Le président colombien, Gustavo Petro, a qualifié la situation au Pérou, qui a enregistré une cinquantaine de morts depuis le début des manifestations antigouvernementales, de «massacre contre la population».
«Ce qui se passe au Pérou est un massacre contre la population. Une solution politique et pacifique est essentielle. Arrêtez la mort et asseyez-vous pour parler», a déclaré M. Petro, selon son profil Twitter.
Le président colombien a demandé la mise en œuvre de mesures de précaution, qu’il juge «essentielles», au système interaméricain des droits de l’homme, qui «doit agir de toute urgence».
Au cours des dernières 24 heures, 18 personnes sont mortes lors de manifestations réclamant la démission du gouvernement de Dina Boluarte et la convocation d’élections présidentielles.
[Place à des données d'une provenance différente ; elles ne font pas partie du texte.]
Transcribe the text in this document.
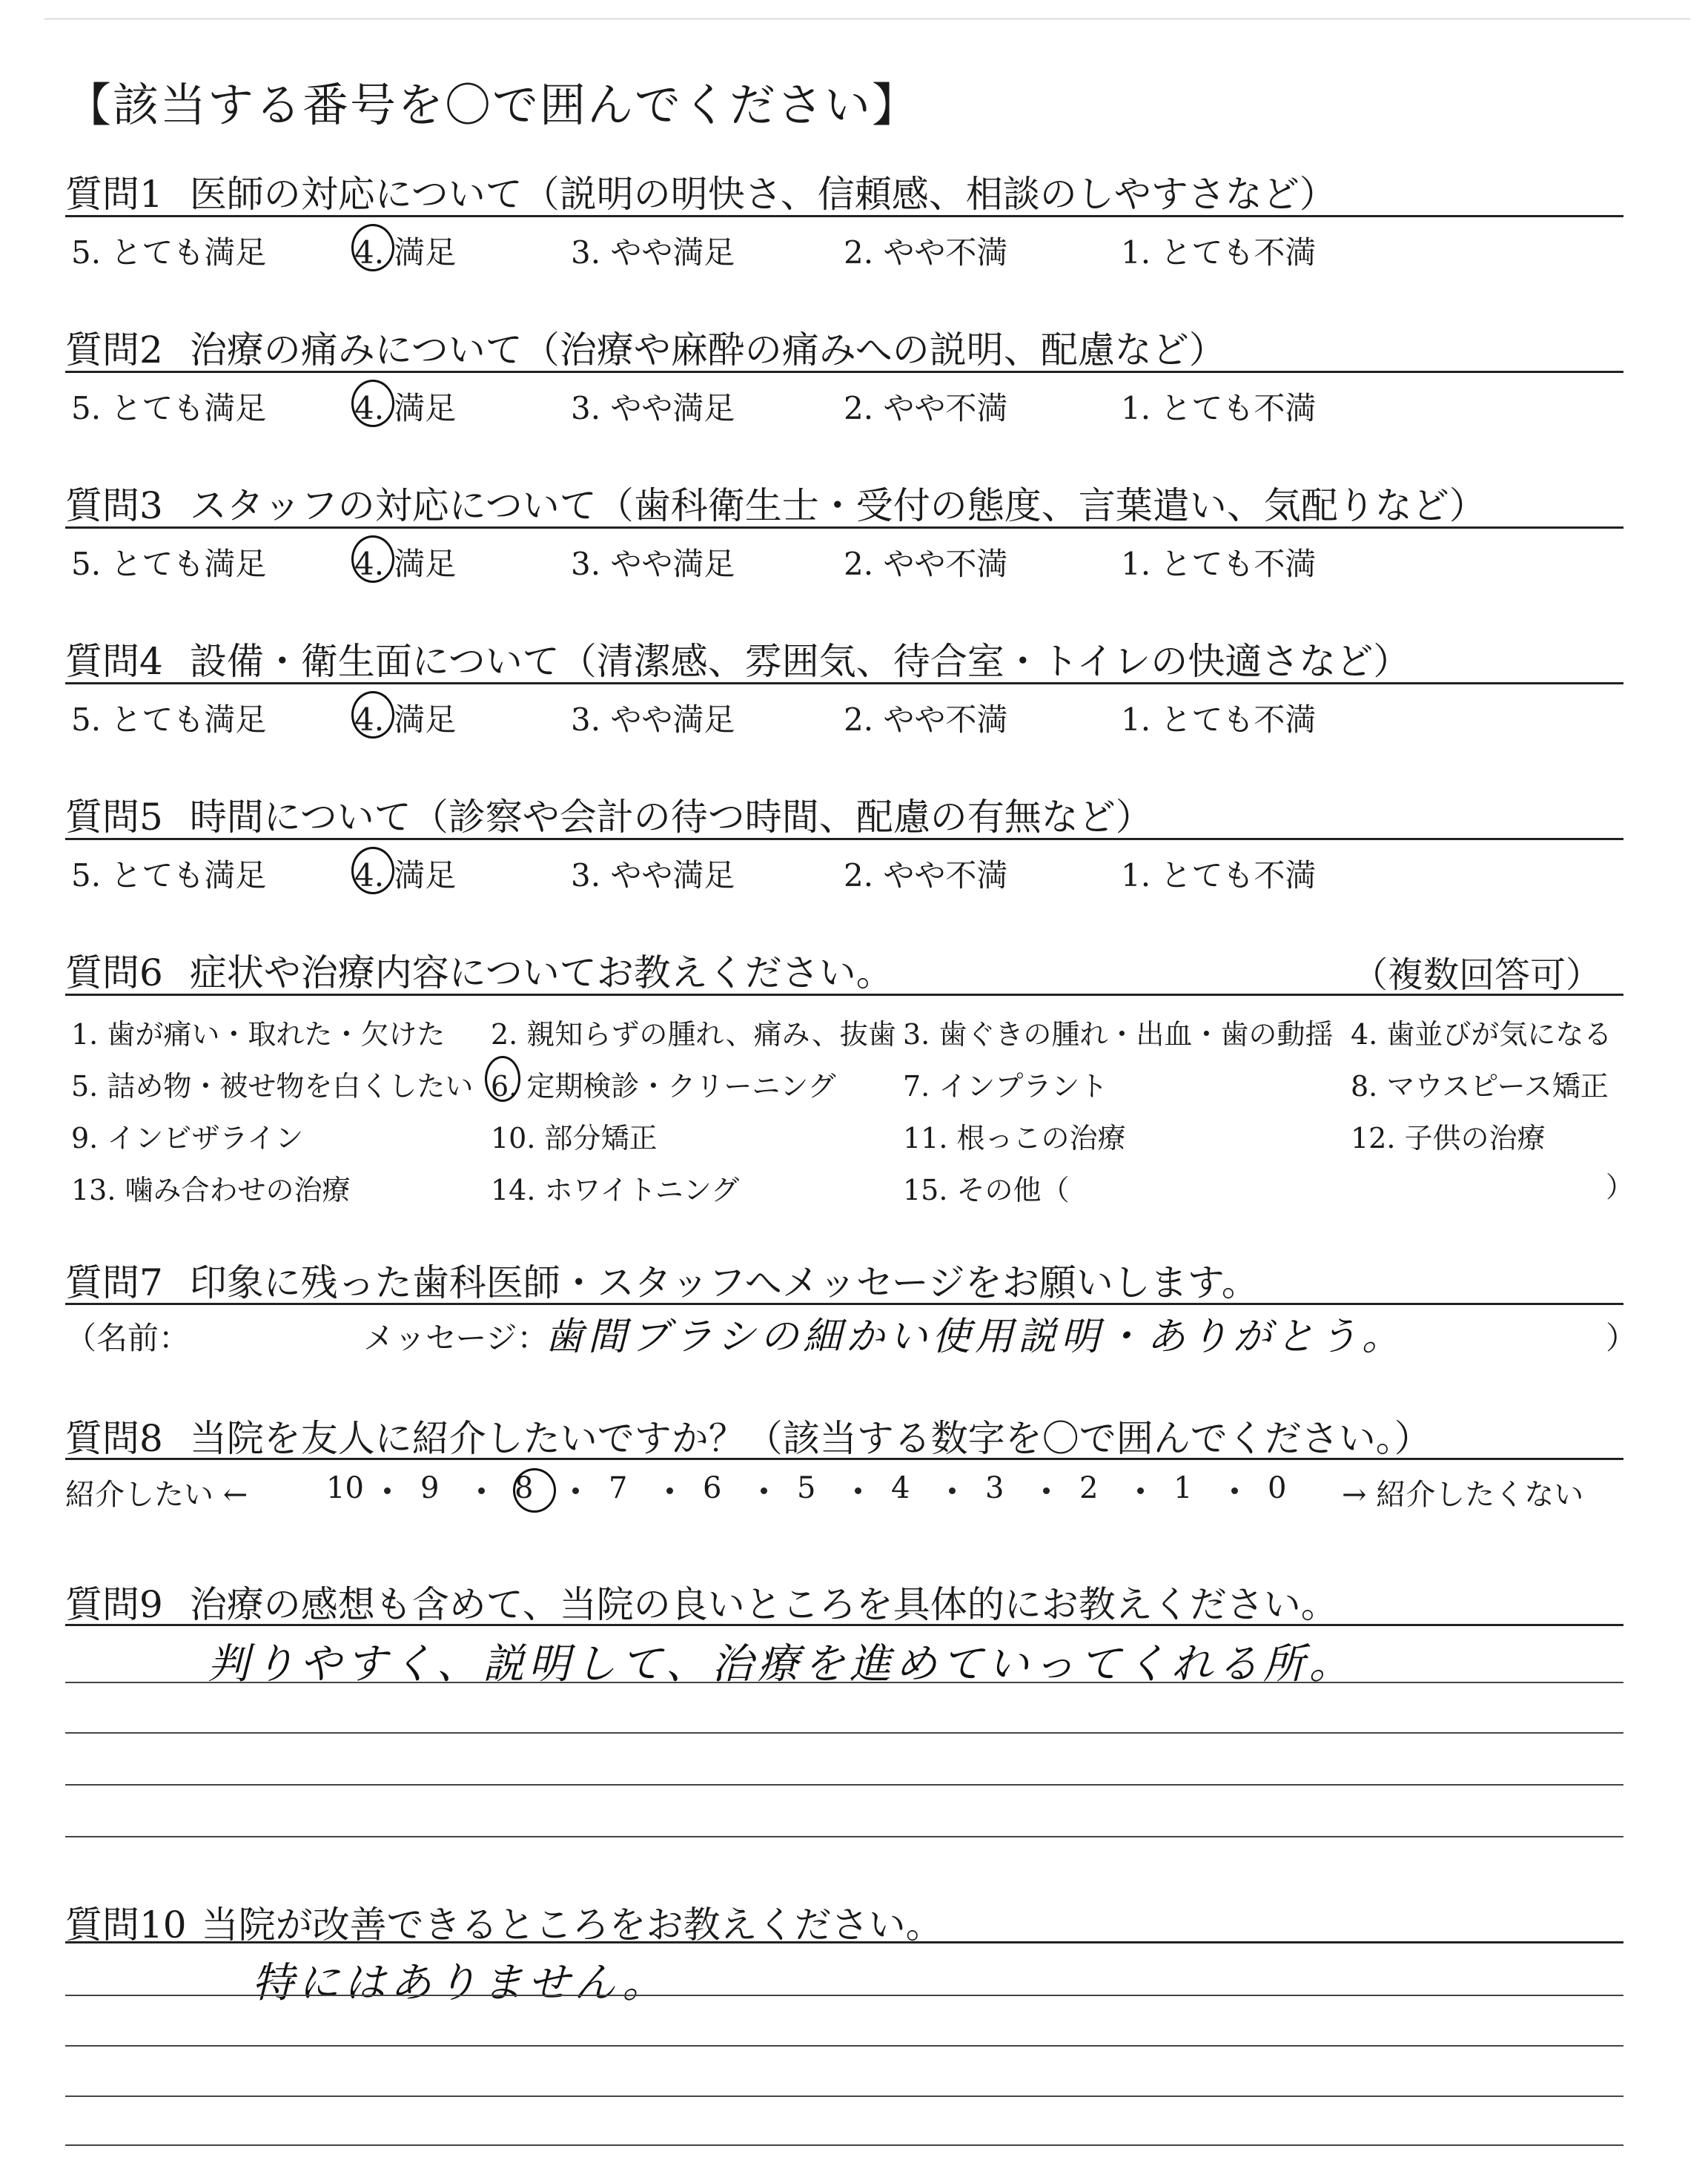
【該当する番号を〇で囲んでください】
質問1 医師の対応について（説明の明快さ、信頼感、相談のしやすさなど）
5. とても満足	4. 満足	3. やや満足	2. やや不満	1. とても不満
質問2 治療の痛みについて（治療や麻酔の痛みへの説明、配慮など）
5. とても満足	4. 満足	3. やや満足	2. やや不満	1. とても不満
質問3 スタッフの対応について（歯科衛生士・受付の態度、言葉遣い、気配りなど）
5. とても満足	4. 満足	3. やや満足	2. やや不満	1. とても不満
質問4 設備・衛生面について（清潔感、雰囲気、待合室・トイレの快適さなど）
5. とても満足	4. 満足	3. やや満足	2. やや不満	1. とても不満
質問5 時間について（診察や会計の待つ時間、配慮の有無など）
5. とても満足	4. 満足	3. やや満足	2. やや不満	1. とても不満
質問6 症状や治療内容についてお教えください。	（複数回答可）
1. 歯が痛い・取れた・欠けた 2. 親知らずの腫れ、痛み、抜歯 3. 歯ぐきの腫れ・出血・歯の動揺 4. 歯並びが気になる
5. 詰め物・被せ物を白くしたい 6. 定期検診・クリーニング 7. インプラント	8. マウスピース矯正
9. インビザライン	10. 部分矯正	11. 根っこの治療	12. 子供の治療
13. 噛み合わせの治療	14. ホワイトニング	15. その他（	）
質問7 印象に残った歯科医師・スタッフへメッセージをお願いします。
（名前：	メッセージ：
歯間ブラシの細かい使用説明・ありがとう。	）
質問8 当院を友人に紹介したいですか？（該当する数字を〇で囲んでください。）
紹介したい ←	10 9	8	7	6	5	4	3	2	1	0 → 紹介したくない
質問9 治療の感想も含めて、当院の良いところを具体的にお教えください。
判りやすく、説明して、治療を進めていってくれる所。
質問10 当院が改善できるところをお教えください。
特にはありません。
Ces nouveaux décès portent à au moins 45 le nombre de personnes qui ont perdu la vie depuis que les manifestations ont éclaté à la suite de la destitution du président Pedro Castillo, qui a été destitué par le Congrès après avoir tenté de s’arroger davantage de pouvoirs en vue de former un gouvernement d’urgence.
De son côté, le parquet péruvien a confirmé l’ouverture d’une enquête préliminaire contre la présidente du pays, Dina Boluarte, et plusieurs ministres, qui font l’objet d’une enquête pour génocide, homicide aggravé et blessures graves commis lors des manifestations qui se déroulent depuis décembre.
Parmi les principales revendications des manifestants figure la démission de Boluarte – jusqu’alors le «numéro deux» de Castillo – de la présidence du pays et la convocation de nouvelles élections.